Here are the activities we had going in our gym:
graphing your favorite kind of book, jeopardy (primary and intermediate), story elements activity, creative writing, using trail games, making words, magazine giveaway, story time corner, Bingo. Our special ed. teacher also had a table set up on teaching non readers, and we invited our public library to have an information table. They also signed up people who wanted a library card. They were delighted to take part!
The families (the children had to attend with a parent or caregiver) could attend any or all the stations in any order they wanted to. We gave out door prizes all evening. If the students had already gone home, we held on to them and gave them to them the next morning. We also had a graffitti wall as they left to write their comments on! We ran this evening from 6:30 until 8:00. People could come and go as they pleased. We served no refreshments. We had two teachers registering people and giving them packets of handouts that would help the parents remember how to do many of the activities at home. The parents were thrilled at all the practical ideas they got to help with homework and the kids loved showing off and getting door prizes. All in all we spent about $300 for the evening. Probably $220 was spent on door prizes and goody bags. The rest was spent on paper products (paper for fliers, name tags, markers, etc.). Our office donated 2 reams of paper for fliers to go home and file folders for the handouts. We had people register ahead of time so we had an idea of how many and what ages to plan for. We had a few families not show up, but we had more show up that had NOT registered. We were busy the entire evening. We probably had 60 - 70 families participate during the evening. It took about 16 teachers to pull this off; not everyone helped and it was a purely voluntary event.

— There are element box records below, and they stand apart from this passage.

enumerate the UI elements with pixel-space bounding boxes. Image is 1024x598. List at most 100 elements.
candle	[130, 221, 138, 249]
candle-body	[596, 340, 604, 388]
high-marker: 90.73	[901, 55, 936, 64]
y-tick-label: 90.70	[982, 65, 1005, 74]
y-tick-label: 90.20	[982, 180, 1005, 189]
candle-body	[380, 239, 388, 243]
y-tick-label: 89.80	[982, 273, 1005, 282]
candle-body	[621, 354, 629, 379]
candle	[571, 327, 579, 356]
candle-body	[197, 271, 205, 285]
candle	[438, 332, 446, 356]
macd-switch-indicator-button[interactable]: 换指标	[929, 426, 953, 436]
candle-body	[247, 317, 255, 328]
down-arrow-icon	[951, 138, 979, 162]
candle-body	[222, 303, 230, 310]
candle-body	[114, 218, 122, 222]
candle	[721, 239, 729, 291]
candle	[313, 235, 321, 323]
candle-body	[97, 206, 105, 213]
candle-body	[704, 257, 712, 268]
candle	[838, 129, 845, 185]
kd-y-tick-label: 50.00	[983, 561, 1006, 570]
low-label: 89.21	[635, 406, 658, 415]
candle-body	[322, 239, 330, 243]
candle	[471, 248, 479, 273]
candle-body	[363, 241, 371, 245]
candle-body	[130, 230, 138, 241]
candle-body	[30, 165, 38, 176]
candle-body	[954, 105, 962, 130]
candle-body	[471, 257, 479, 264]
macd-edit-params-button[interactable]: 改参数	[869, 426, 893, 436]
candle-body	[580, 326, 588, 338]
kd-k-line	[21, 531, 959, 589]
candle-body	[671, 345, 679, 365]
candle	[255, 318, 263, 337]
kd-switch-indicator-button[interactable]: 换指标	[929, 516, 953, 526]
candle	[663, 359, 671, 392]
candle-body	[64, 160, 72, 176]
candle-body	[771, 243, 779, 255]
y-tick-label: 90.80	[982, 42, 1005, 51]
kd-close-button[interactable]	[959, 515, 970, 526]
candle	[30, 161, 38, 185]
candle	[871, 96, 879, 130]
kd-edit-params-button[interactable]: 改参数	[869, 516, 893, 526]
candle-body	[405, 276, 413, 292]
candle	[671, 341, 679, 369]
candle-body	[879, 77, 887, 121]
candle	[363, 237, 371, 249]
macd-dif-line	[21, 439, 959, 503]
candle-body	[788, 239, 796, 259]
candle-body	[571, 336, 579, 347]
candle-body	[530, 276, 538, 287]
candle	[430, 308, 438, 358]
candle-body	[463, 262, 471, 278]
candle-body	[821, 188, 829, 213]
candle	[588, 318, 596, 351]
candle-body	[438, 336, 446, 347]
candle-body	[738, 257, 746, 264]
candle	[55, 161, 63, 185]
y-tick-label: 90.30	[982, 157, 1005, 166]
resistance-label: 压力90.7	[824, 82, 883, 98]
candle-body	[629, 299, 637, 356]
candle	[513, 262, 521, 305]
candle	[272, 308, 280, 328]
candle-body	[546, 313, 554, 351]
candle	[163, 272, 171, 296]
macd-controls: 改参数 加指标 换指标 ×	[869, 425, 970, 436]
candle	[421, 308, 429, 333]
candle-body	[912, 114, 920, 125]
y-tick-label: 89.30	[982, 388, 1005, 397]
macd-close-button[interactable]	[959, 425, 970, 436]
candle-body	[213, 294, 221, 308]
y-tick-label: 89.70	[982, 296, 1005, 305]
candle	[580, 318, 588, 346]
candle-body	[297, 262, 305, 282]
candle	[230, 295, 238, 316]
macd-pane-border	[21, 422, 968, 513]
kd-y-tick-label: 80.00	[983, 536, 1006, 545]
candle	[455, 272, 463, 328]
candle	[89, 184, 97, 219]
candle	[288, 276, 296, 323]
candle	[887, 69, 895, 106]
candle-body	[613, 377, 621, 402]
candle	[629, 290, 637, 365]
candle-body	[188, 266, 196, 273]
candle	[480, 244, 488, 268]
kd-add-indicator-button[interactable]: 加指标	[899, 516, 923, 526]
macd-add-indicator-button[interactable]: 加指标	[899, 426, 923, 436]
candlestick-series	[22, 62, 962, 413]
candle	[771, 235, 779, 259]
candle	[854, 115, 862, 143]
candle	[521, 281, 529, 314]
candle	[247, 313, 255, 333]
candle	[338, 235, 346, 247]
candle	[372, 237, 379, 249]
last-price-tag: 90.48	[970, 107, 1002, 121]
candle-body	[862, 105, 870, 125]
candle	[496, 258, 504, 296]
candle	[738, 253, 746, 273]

This year we will probably keep the Bingo and Jeopardy, since they were big hits, and also the storytelling corner. I'm looking at a compare/contrast station, a main idea/details station, coupon literacy station (so much more to do with coupons than just the math!)and having the kids make a glyph to practice reading a legend and following directions. If the teachers want some of the other stations that's fine too; I just am looking for some new ideas.